I imagine that must have been a horrific time in your lives, yet you seem to have gotten through it since you said to this day she is still very protective of her. I am happy for you...
Again, thank you for commenting. I never even considered my brother before... Could it be? I guess my Grandfather is still more likely.

Be Well,
Ann
I understand what it is like to live with abuse and the totally bad environment it creates. It is toxic. It is destructive and sooner or later it will affect you. The thing is you can let it control your life or you can not allow it to run your life. The mind is very powerful and it can create situations to protect you from all of the stress you are going through.
With that said you can do things to protect yourself. As Clever210 said you can do a cleansing in your room. You can protect yourself as well by working to get out of you mother's ex abusive husband's house. Strive to stay away from negative people in your life. I do not know what to tell you to do with any psychic powers you might have. I do know you can mentally surround yourself with light and good energy. You can reach out for help for you and your Mon. There are people out there who will help you. Check with your local hospital.
Be Well,
Ann
Date: 2017-08-15
Dear val,
This story means a great deal to me. I really love your writing anyway but this story touched my heart like no other.

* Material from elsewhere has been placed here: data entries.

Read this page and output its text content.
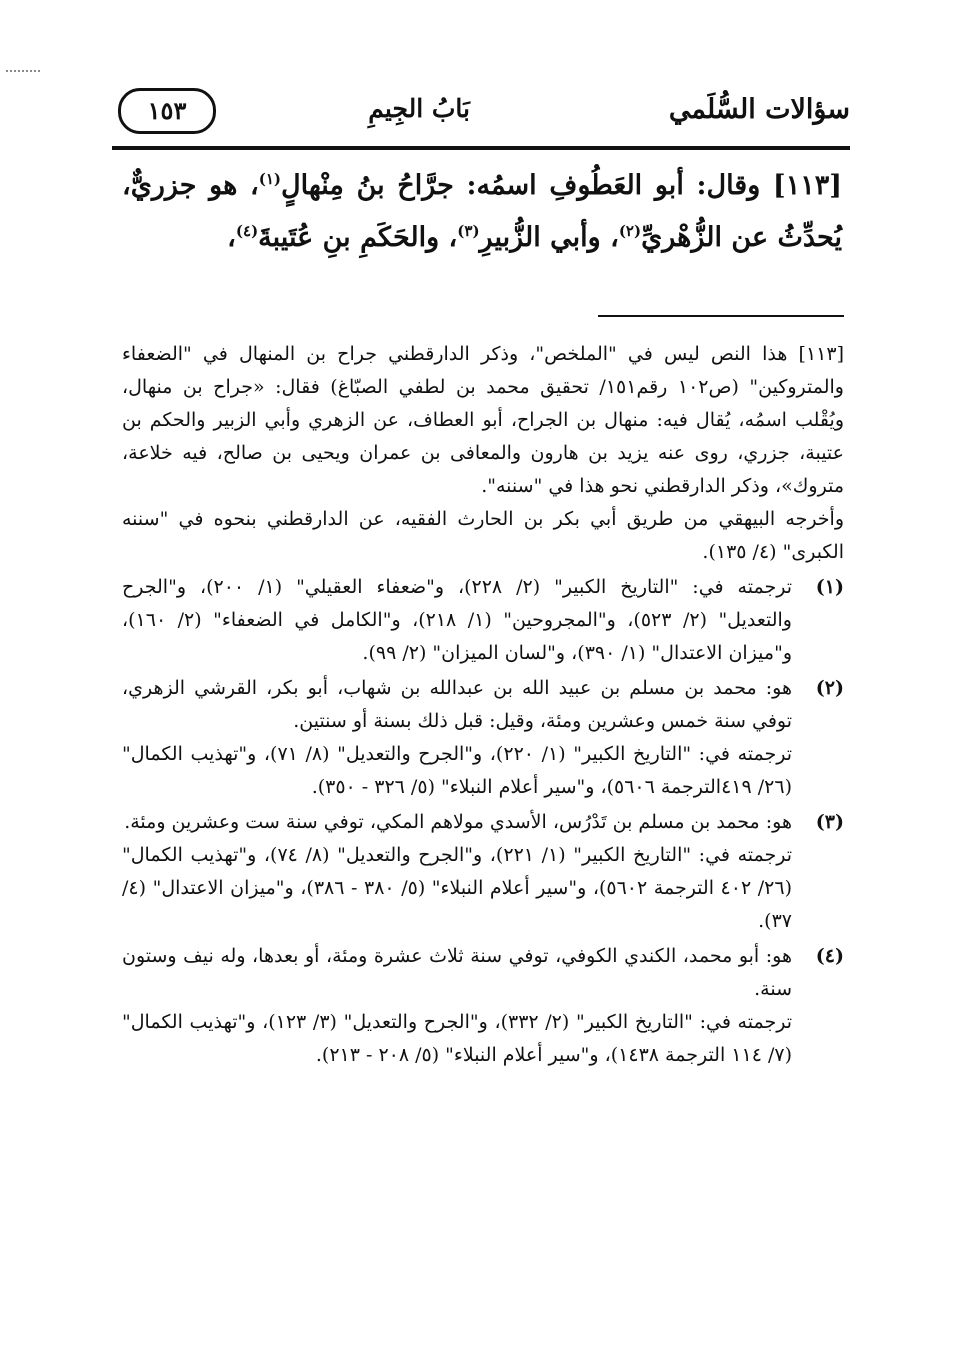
سؤالات السُّلَمي
بَابُ الجِيمِ
١٥٣

[١١٣] وقال: أبو العَطُوفِ اسمُه: جرَّاحُ بنُ مِنْهالٍ$^{(١)}$، هو جزريٌّ، يُحدِّثُ عن الزُّهْريِّ$^{(٢)}$، وأبي الزُّبيرِ$^{(٣)}$، والحَكَمِ بنِ عُتَيبةَ$^{(٤)}$،

[١١٣] هذا النص ليس في "الملخص"، وذكر الدارقطني جراح بن المنهال في "الضعفاء والمتروكين" (ص١٠٢ رقم١٥١/ تحقيق محمد بن لطفي الصبّاغ) فقال: «جراح بن منهال، ويُقْلب اسمُه، يُقال فيه: منهال بن الجراح، أبو العطاف، عن الزهري وأبي الزبير والحكم بن عتيبة، جزري، روى عنه يزيد بن هارون والمعافى بن عمران ويحيى بن صالح، فيه خلاعة، متروك»، وذكر الدارقطني نحو هذا في "سننه".

وأخرجه البيهقي من طريق أبي بكر بن الحارث الفقيه، عن الدارقطني بنحوه في "سننه الكبرى" (٤/ ١٣٥).

(١)

ترجمته في: "التاريخ الكبير" (٢/ ٢٢٨)، و"ضعفاء العقيلي" (١/ ٢٠٠)، و"الجرح والتعديل" (٢/ ٥٢٣)، و"المجروحين" (١/ ٢١٨)، و"الكامل في الضعفاء" (٢/ ١٦٠)، و"ميزان الاعتدال" (١/ ٣٩٠)، و"لسان الميزان" (٢/ ٩٩).

(٢)

هو: محمد بن مسلم بن عبيد الله بن عبدالله بن شهاب، أبو بكر، القرشي الزهري، توفي سنة خمس وعشرين ومئة، وقيل: قبل ذلك بسنة أو سنتين.

ترجمته في: "التاريخ الكبير" (١/ ٢٢٠)، و"الجرح والتعديل" (٨/ ٧١)، و"تهذيب الكمال" (٢٦/ ٤١٩الترجمة ٥٦٠٦)، و"سير أعلام النبلاء" (٥/ ٣٢٦ - ٣٥٠).

(٣)

هو: محمد بن مسلم بن تَدْرُس، الأسدي مولاهم المكي، توفي سنة ست وعشرين ومئة.

ترجمته في: "التاريخ الكبير" (١/ ٢٢١)، و"الجرح والتعديل" (٨/ ٧٤)، و"تهذيب الكمال" (٢٦/ ٤٠٢ الترجمة ٥٦٠٢)، و"سير أعلام النبلاء" (٥/ ٣٨٠ - ٣٨٦)، و"ميزان الاعتدال" (٤/ ٣٧).

(٤)

هو: أبو محمد، الكندي الكوفي، توفي سنة ثلاث عشرة ومئة، أو بعدها، وله نيف وستون سنة.

ترجمته في: "التاريخ الكبير" (٢/ ٣٣٢)، و"الجرح والتعديل" (٣/ ١٢٣)، و"تهذيب الكمال" (٧/ ١١٤ الترجمة ١٤٣٨)، و"سير أعلام النبلاء" (٥/ ٢٠٨ - ٢١٣).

I lost my youngest son Dec. 21, 2017 from a heroin overdose. I did not know what to think would happen to him in death. I was devastated about it. His life had not been what I would have wished for him.
Since his passing I have felt him with me at many moments. I believe he has played some gentle pranks on me and I feel him when I am watching tv on the couch. (I have had many health issues so I'm on the couch a lot) He and I used to watch tv together and he would always make me laugh.
Still, I was not sure if any of that was real or if it was wishful thinking...
My younger brother goes to a spiritualist and right after Pat died my brother went to the spiritualist and "spoke" with Pat. Pat said many things but he also said he was free now and was with family.
Still skeptical... I went to a psychic. I was told Pat was on the couch with me when I was watching tv. He said Pat saw me release a balloon into the sky the night of his funeral. He also said Pat wanted me to have his green notebook. I had no idea how to find this because he was all over the place before he died. At last I told my brother in California this and he was like "I have his green notebook in my garage in a box of his things. I just saw it the other day".
My brother sent it to me but I have not had the courage to read it yet.
Anyway, your story and the gentle way your son interacted with you really touched my heart. Thank you Val.
Be Well
Ann

Date: 2017-07-28
Dearest Tweed,

Hello, I have never experienced anything like her Fireball. Nor have I experienced anything lighting up. However my older sister insists that she had experiences with alien beings. She has some experiences that freaked me out. I never fully believed her as a teenager but as I got older I kind of wonder... She has kept to the same stories. They never waiver or change facts.
I really am interested in you and your Moms story. I'm about to explore your other contributions on YGS. To you and your Mom be well.